Mali: la suspension de la Cedeao de 2021 est moins restrictive que celle de 2020

Colonel Assimi Goita speaks to the press at the Malian Ministry of Defence in Bamako, Mali, on August 19, 2020 after confirming his position as the president of the National Committee for the Salvation of the People (CNSP). - The military junta that took power in Mali on August 19, 2020, asked that the population resume "its activities" and cease "vandalism" the day after the coup that ousted President Ibrahim Boubacar Keita and his government. (Photo by MALIK KONATE / AFP)

Après le coup d’Etat de 2020, la Cedeao avait suspendu le Mali de tous ses organes de décision, fermé les frontières de ses Etats membres et stoppé les échanges financiers et commerciaux avec le pays, à l’exception des produits de première nécessité. Dimanche, les chefs d’Etat ouest-africains ont décidé au Ghana de suspendre le Mali de la Cedeao après le départ forcé des dirigeants de la transition, qu’ils ont condamné tout en se gardant d’autres sanctions.

Les présidents des 15 pays membres de la Communauté économique des Etats de l’Afrique de l’Ouest (Cedeao) ou leurs représentants « condamnent fermement le récent coup d’Etat » et, « après de longues discussions (…) décident de suspendre le Mali des institutions de la Cédéao », dit le communiqué final de ce sommet extraordinaire à Accra.

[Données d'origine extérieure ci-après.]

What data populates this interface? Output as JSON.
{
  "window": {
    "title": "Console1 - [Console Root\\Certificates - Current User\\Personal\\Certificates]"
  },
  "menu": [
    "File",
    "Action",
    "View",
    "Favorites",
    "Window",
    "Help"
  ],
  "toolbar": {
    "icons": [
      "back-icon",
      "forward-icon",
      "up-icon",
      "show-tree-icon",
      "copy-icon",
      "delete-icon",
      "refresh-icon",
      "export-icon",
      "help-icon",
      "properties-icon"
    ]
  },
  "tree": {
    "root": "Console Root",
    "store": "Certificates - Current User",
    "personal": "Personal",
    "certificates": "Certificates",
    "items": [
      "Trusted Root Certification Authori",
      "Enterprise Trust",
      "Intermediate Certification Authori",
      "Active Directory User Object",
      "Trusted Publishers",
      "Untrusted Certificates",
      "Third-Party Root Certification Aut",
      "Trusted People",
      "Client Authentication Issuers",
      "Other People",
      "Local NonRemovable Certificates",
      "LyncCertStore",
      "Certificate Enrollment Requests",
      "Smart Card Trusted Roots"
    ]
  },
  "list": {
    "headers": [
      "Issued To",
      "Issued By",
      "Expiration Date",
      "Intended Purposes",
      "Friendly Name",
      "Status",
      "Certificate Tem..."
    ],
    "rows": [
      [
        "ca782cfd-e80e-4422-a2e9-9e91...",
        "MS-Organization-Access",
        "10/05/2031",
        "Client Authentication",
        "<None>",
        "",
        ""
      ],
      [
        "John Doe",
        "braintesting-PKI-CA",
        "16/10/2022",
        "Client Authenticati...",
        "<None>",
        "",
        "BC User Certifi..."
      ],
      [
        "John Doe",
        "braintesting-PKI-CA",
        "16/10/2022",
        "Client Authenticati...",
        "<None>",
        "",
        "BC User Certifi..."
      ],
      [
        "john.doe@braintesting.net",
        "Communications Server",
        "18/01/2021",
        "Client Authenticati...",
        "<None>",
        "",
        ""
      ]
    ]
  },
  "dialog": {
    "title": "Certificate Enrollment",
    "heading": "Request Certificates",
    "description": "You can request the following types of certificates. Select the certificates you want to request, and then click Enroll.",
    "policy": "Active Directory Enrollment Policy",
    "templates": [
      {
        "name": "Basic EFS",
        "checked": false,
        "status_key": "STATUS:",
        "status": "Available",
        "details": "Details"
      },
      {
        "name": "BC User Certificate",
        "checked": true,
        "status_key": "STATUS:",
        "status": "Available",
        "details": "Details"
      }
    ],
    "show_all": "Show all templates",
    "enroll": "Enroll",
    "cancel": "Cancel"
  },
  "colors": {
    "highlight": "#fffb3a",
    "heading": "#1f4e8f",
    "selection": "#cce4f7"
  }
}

Ils réclament la nomination « immédiate » d’un « nouveau » Premier ministre issu de la société civile. Ils « exigent » la libération « immédiate » des anciens président et Premier ministre de transition, arrêtés lundi et écartés du pouvoir avant que le colonel Assimi Goïta ne soit déclaré président vendredi. Les deux anciens dirigeants sont rentrés chez eux, mais sont assignés à résidence, dit la Cedeao.

Elle réaffirme la nécessité que la transition ouverte après le premier coup d’Etat d’août 2020 et censée ramener les civils au pouvoir soit limitée à 18 mois, et que des élections générales aient lieu comme prévu en février 2022.

Contrairement à 2020 l’organisation sous-régionale reste silencieuse sur la désignation du colonel Goïta comme président. Elle ne réclame pas le rétablissement des ex-président et Premier ministre dans leurs fonctions. Après le putsch d’août 2020, elle avait exigé et obtenu la nomination d’une président et d’un Premier ministre de transition civils. Elle « réitère (…) que le chef de la transition, le vice-président et le Premier ministre de transition ne doivent en aucune circonstance être candidat à la future élection présidentielle », dit-elle non sans ambiguïté. Assimi Goïta était vice-président jusqu’à vendredi.

Sanstions de 2020 mal ressenties

En 2020, la Cedeao avait levé les sanctions quand la junte avait paru se plier à ses exigences. Pour ce sommet extraordinaire d’Accra de dimanche, le doute prévalait cependant quant à la fermeté de la Cedeao. En effet, les sanctions d’août 2020 avaient été mal ressenties par une population éprouvée dans un pays exsangue.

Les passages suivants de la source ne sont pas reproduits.